在dyld的加载流程中,从dyld源码过度到objc源码的过程是在objc_init这个函数。接下来会先介绍objc_init。
1. objc_init
void _objc_init(void)
{
static bool initialized = false;
if (initialized) return;
initialized = true;
// fixme defer initialization until an objc-using image is found?
environ_init();
tls_init();
static_init();
lock_init();
exception_init();
_dyld_objc_notify_register(&map_images, load_images, unmap_image);
}
_objc_init函数是在运行时执行到的,下面对里面的各个函数的简单介绍。
- environ_init():读取影响运行时的环境变量,这些环境变量可以在
Xcode中设置打印出来。 - tls_init():关于线程的
key的绑定。比如线程数据的析构函数。 - static_init():初始化调用系统的
c++的构造函数。 - lock_init():这个什么都没有实现,可能
c++层面的锁也适合oc(只是猜想)。 - exception_init():异常初始化,监控异常的回调,就是异常出错会回调在这个函数里面的
_objc_terminate。 - _dyld_objc_notify_register:是
dyld加载映射回调到objc的函数,并且这个也是_objc_init函数中最主要的函数。
接下来就是对_dyld_objc_notify_register函数中的map_images来做详细的介绍,并且类的加载也是在这里。
1.1 map_images
void
map_images(unsigned count, const char * const paths[],
const struct mach_header * const mhdrs[])
{
mutex_locker_t lock(runtimeLock);
return map_images_nolock(count, paths, mhdrs);
}
void
map_images_nolock(unsigned mhCount, const char * const mhPaths[],
const struct mach_header * const mhdrs[])
{
.....省略部分代码.......
// Find all images with Objective-C metadata.
hCount = 0;
// Count classes.
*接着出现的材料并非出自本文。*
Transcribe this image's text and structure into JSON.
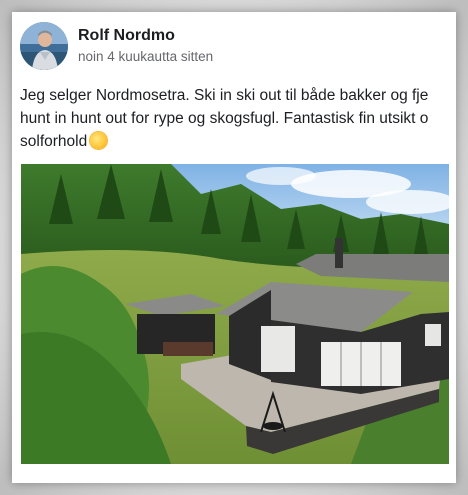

Size various table based on the total.
int totalClasses = 0;
int unoptimizedTotalClasses = 0;
.....省略部分代码.......
if (hCount > 0) {
_read_images(hList, hCount, totalClasses, unoptimizedTotalClasses);
}
}
在map_images函数中调用map_images_nolock函数,其中_read_images函数是这些函数中最重要的。由函数名称可以知道是读取镜像文件到内存中。
- hList:镜像头文件的信息列表。
- hCount:所有的镜像的元数据的数量。
- totalClasses:所有类的总数量。
- unoptimizedTotalClasses:没有优化的类的总数量
2. _read_images
由于_read_images代码过多,只能部分代码来解析。
if (!doneOnce) {
doneOnce = YES;
...省略部分代码..
if (DisableTaggedPointers) {
disableTaggedPointers();
}
initializeTaggedPointerObfuscator();
if (PrintConnecting) {
_objc_inform("CLASS: found %d classes during launch", totalClasses);
}
// namedClasses
// Preoptimized classes don't go in this table.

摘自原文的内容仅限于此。